Cy gist à qui malice & fraude étoit
commune,
Dieu veuille avoir son ame au cas qu’il en eut
une.
(Le Cy
gist, ou Diverses Epitaphes, dans Les
Œuvres de Monsieur de Bensserade.
Première partie, Suivant la Copie à Paris,
chez Charles de Sercy, 1698, page 136).
Cy gist le gros Martin, ce n'est
pas grand dommage ;
Il n’eust pas fait grand fruict quand il eust
plus vescu.
Il eust, quand il vivoit, tous les traicts du
visage
Ressemblans si tres-fort à ceux là de son cu,
Que, lors qu’il deceda, son ame torte et
louche
S’envola par le cu, le prenant pour la bouche.
(Le Cabinet
satyrique…, [1618], édition de
Fernand Fleuret et Louis Perceau, Paris,
Librairie du Bon Vieux Temps, 1924, tome
II, page 343).
Une tradition bien
ancrée professait en effet qu’après la mort
l’âme quittait le corps pour s’envoler dans
le ciel, il lui fallait donc une ouverture
par laquelle s’échapper. On en fit des
épitaphes dont voici deux échantillons, l’un
masculin, l’autre féminin :
[ÉPITAPHE]
Du Cardinal de Richelieu.
Quand Armand vit le Diable à
l’entour de sa couche,
Qui guettoit son esprit au sortir de
sa bouche,
Il conçut dans son cœur un généreux
dessein ;
Et pour tromper encor à son heure
derniere,
Ce rusé Cardinal demanda le bassin,
Et rendit finement son ame par
derriere.
(Le
Passe-tems agréable, ou
Nouveau choix de Bons-Mots…,
Amsterdam & Leipzig, Arkstée
& Merkus, 1743, tome II,
page 68).
Rappelons que
Richelieu est mort d’une
infection de l’anus.
[ÉPITAPHE]
d’une Dame qui mourut en
pétant.
Vous, qui passez, priez pour cette Dame,
Qui, en pétant, par le cul rendit l’ame.
(Réflexions sur les grands hommes
qui sont morts en plaisantant, par
M. Deslandes, Amsterdam, 1776, page 178).
L’OMBRE DE REGNIER
REPONDANT
APRÈS SA MORT À UN DE
SES AMYS
— Dy moy, Regnier, qu’on faict là bas ?
— Je dors, foutre qui m’importune ?
— Nous voulons savoir ta fortune.
— Mordieu ! Vous ne la sçaurez pas !
— Es-tu en paix, ou bien en guerre ?
De grace, cher amy, que faicts-tu ?
— On nous en a bien fait accroire…
Adieu, bougre : tout est foutu !
(Cité par Louis
Perceau, Le Cabinet secret du Parnasse,
2e volume, Mathurin Régnier
et les Satyriques, Paris, Au Cabinet
du Livre, 1930, page 14).
EPITAPHE D’UN AVARE
Ci-gît Orgon, ce vilain Cancre,
Sur sa lésine il n’est qu’un cri ;
Et lorsqu’il écrivait, pour épargner son
encre,
Il ne mettait pas de points sur les i.
(Anthologie
française, ou choix d'épigrammes…,
Paris, J.-J. Blaise, 1816, tome II, page
207).
L'épitaphe,
dans ce recueil, est signée Gobet.
Épitaphe d’une femme par son
mari.
Cher objet de ma pitié,
Reçois de moi, chère moitié,
Ce tombeau qu’aucun ne t’envie.
Je dois bien justement te rendre cet
honneur ;
Car le dernier jour de ta vie
Fut le premier de mon bonheur.
(Petit Trésor
de Poésie récréative…, pièces…
recueillies par Hilaire Le Gai, Paris,
Passard, 1848, page 389).
L’épitaphe, inspirée d’une épigramme
de l’Anthologie, est de François
Charpentier (1620-1702).
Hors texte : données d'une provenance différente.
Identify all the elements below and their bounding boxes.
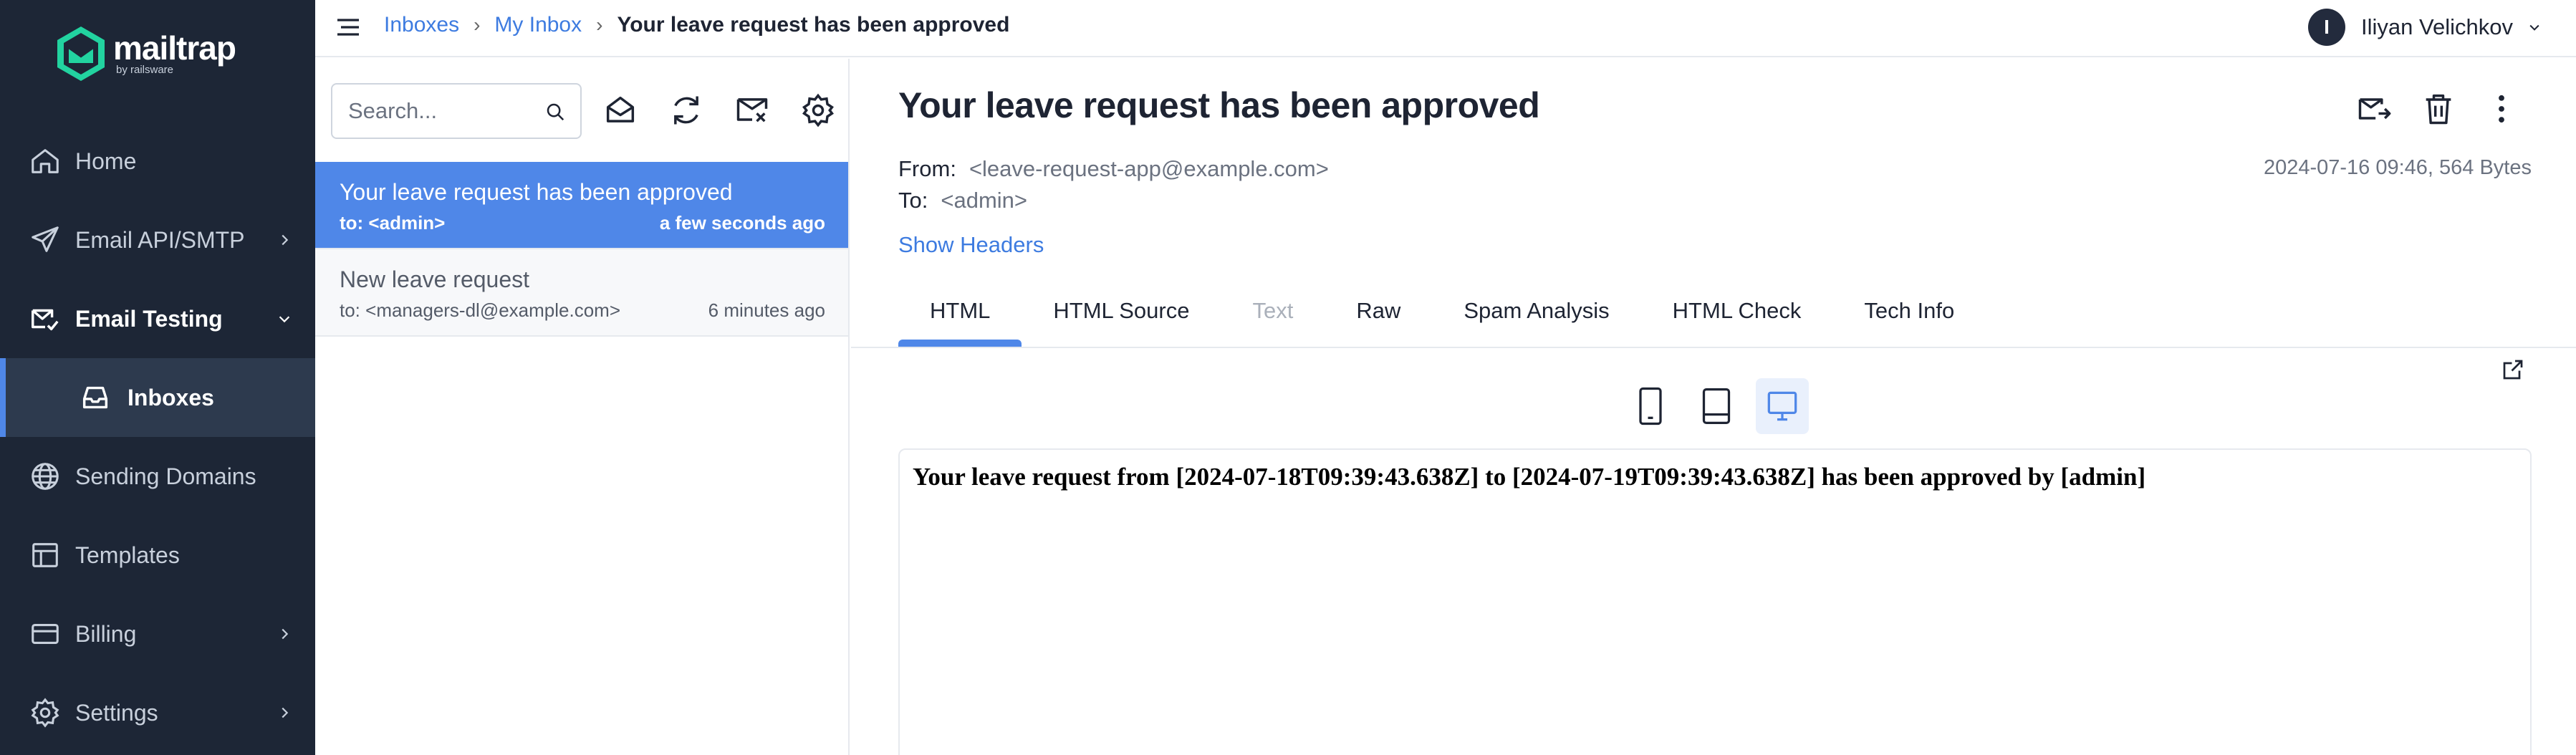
- message-list-item[interactable]: New leave request to: <managers-dl@examp…: [315, 249, 848, 337]
- search-input[interactable]: [348, 98, 534, 124]
- more-options-icon[interactable]: [2483, 90, 2520, 128]
- breadcrumb: Inboxes › My Inbox › Your leave request …: [384, 13, 1009, 37]
- message-list-pane: Your leave request has been approved to:…: [315, 59, 850, 755]
- mobile-view-icon[interactable]: [1624, 378, 1677, 434]
- to-field: To: <admin>: [898, 188, 1027, 213]
- message-title: Your leave request has been approved: [898, 85, 1540, 125]
- to-address: <admin>: [941, 188, 1027, 213]
- sidebar-item-templates[interactable]: Templates: [0, 516, 315, 595]
- tab-html-source[interactable]: HTML Source: [1022, 282, 1221, 347]
- sidebar-item-label: Settings: [75, 699, 158, 726]
- tablet-view-icon[interactable]: [1690, 378, 1743, 434]
- sidebar-item-label: Templates: [75, 542, 180, 568]
- mailtrap-logo[interactable]: mailtrap by railsware: [54, 24, 236, 83]
- hamburger-menu-icon[interactable]: [334, 13, 362, 42]
- mark-as-read-icon[interactable]: [602, 92, 639, 129]
- breadcrumb-current: Your leave request has been approved: [617, 13, 1010, 37]
- home-icon: [29, 145, 62, 178]
- tab-tech-info[interactable]: Tech Info: [1832, 282, 1986, 347]
- sidebar-item-settings[interactable]: Settings: [0, 673, 315, 752]
- tab-spam-analysis[interactable]: Spam Analysis: [1432, 282, 1640, 347]
- open-in-new-window-icon[interactable]: [2500, 357, 2526, 383]
- breadcrumb-separator: ›: [596, 14, 603, 36]
- from-label: From:: [898, 156, 956, 181]
- to-label: To:: [898, 188, 928, 213]
- from-field: From: <leave-request-app@example.com>: [898, 156, 1329, 182]
- sidebar-item-home[interactable]: Home: [0, 122, 315, 201]
- sidebar-item-billing[interactable]: Billing: [0, 595, 315, 673]
- sidebar-item-email-api-smtp[interactable]: Email API/SMTP: [0, 201, 315, 279]
- show-headers-link[interactable]: Show Headers: [898, 232, 1044, 258]
- credit-card-icon: [29, 617, 62, 650]
- refresh-icon[interactable]: [668, 92, 705, 129]
- breadcrumb-separator: ›: [474, 14, 481, 36]
- message-recipient: to: <managers-dl@example.com>: [340, 299, 621, 321]
- mailtrap-logo-icon: [57, 27, 105, 81]
- sidebar-item-email-testing[interactable]: Email Testing: [0, 279, 315, 358]
- forward-icon[interactable]: [2355, 90, 2393, 128]
- sidebar: mailtrap by railsware Home Email API/SMT…: [0, 0, 315, 755]
- trash-icon[interactable]: [2420, 90, 2457, 128]
- sidebar-item-label: Home: [75, 148, 137, 174]
- sidebar-item-label: Sending Domains: [75, 463, 256, 489]
- tab-text: Text: [1252, 298, 1294, 323]
- tab-raw[interactable]: Raw: [1325, 282, 1432, 347]
- sidebar-item-label: Email Testing: [75, 305, 223, 332]
- sidebar-item-inboxes[interactable]: Inboxes: [0, 358, 315, 437]
- user-name: Iliyan Velichkov: [2361, 14, 2513, 39]
- inbox-icon: [79, 381, 112, 414]
- inbox-settings-gear-icon[interactable]: [799, 92, 837, 129]
- tabs-divider: [851, 347, 2576, 348]
- sidebar-item-label: Email API/SMTP: [75, 226, 245, 253]
- chevron-down-icon: [277, 311, 292, 327]
- message-time: 6 minutes ago: [708, 299, 825, 321]
- template-icon: [29, 539, 62, 572]
- chevron-right-icon: [277, 626, 292, 642]
- send-icon: [29, 223, 62, 256]
- email-body-text: Your leave request from [2024-07-18T09:3…: [913, 463, 2146, 491]
- message-time: a few seconds ago: [659, 212, 825, 234]
- top-bar: Inboxes › My Inbox › Your leave request …: [315, 0, 2576, 57]
- message-meta: 2024-07-16 09:46, 564 Bytes: [2263, 156, 2532, 179]
- sidebar-item-sending-domains[interactable]: Sending Domains: [0, 437, 315, 516]
- avatar: I: [2308, 9, 2346, 46]
- search-box: [331, 83, 582, 139]
- from-address: <leave-request-app@example.com>: [969, 156, 1329, 181]
- sidebar-item-label: Inboxes: [128, 384, 214, 410]
- search-icon[interactable]: [544, 101, 566, 122]
- breadcrumb-link-my-inbox[interactable]: My Inbox: [494, 13, 582, 37]
- globe-icon: [29, 460, 62, 493]
- tab-html[interactable]: HTML: [898, 282, 1022, 347]
- message-subject: Your leave request has been approved: [340, 179, 733, 205]
- message-view: Your leave request has been approved Fro…: [851, 59, 2576, 755]
- user-menu[interactable]: I Iliyan Velichkov: [2308, 9, 2542, 46]
- message-tabs: HTML HTML Source Text Raw Spam Analysis …: [898, 282, 1986, 347]
- tab-html-check[interactable]: HTML Check: [1641, 282, 1833, 347]
- breadcrumb-link-inboxes[interactable]: Inboxes: [384, 13, 459, 37]
- chevron-down-icon: [2527, 20, 2542, 34]
- brand-name: mailtrap: [113, 29, 236, 67]
- email-testing-icon: [29, 302, 62, 335]
- email-preview: Your leave request from [2024-07-18T09:3…: [898, 448, 2532, 755]
- message-subject: New leave request: [340, 266, 530, 292]
- gear-icon: [29, 696, 62, 729]
- chevron-right-icon: [277, 232, 292, 248]
- sidebar-item-label: Billing: [75, 620, 137, 647]
- message-list-item[interactable]: Your leave request has been approved to:…: [315, 162, 848, 249]
- clear-inbox-icon[interactable]: [734, 92, 771, 129]
- message-recipient: to: <admin>: [340, 212, 446, 234]
- desktop-view-icon[interactable]: [1756, 378, 1809, 434]
- chevron-right-icon: [277, 705, 292, 721]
On la trouve
dans le Carpentariana
(Amsterdam, 1741, page 418), mais elle y
est dite composée par une femme pour son
mari :
« C’est une Femme
dont le Mary est mort, & avec lequel
elle avoit assez mal vêcu, qui adresse ces
vers au défunt.
Reçoi de moi, chere moitié,
Pour gage de mon amitié,
Ce Tombeau qu’aucun ne t’envie.
Je dois bien justement te rendre cet
honneur :
Car le dernier jour de ta vie,
Fut le premier de mon bonheur. »
[ÉPITAPHE de Mazarin]
Cy gît le Cardinal ; je suis faché
passant
Qu’au lieu de ce cy gît, tu ne vois pas, cy
pend.
(Le Tableau de la Vie & du
Gouvernement de Messieurs les Cardinaux
Richelieu et Mazarin…, Cologne, Pierre
Marteau, 1693, page 204).
Ci-gît le libraire Renau,
Lequel lisant son épitaphe,
Mourut d’effroi, de voir qu’en au
Son nom rimait sans orthographe.
Par un Anonyme. (4 septembre 1826)
(Recueil des épitaphes ou inscriptions
pour Guillaume Renaud, libraire à
Montpellier, aujourd’hui bibliothécaire…,
Montpellier, 1830, page 17, n° 30).
EPITAPHE
Sous ce vaste tombeau gît l’impudique cendre
D’une infâme putain, si jamais il en fut.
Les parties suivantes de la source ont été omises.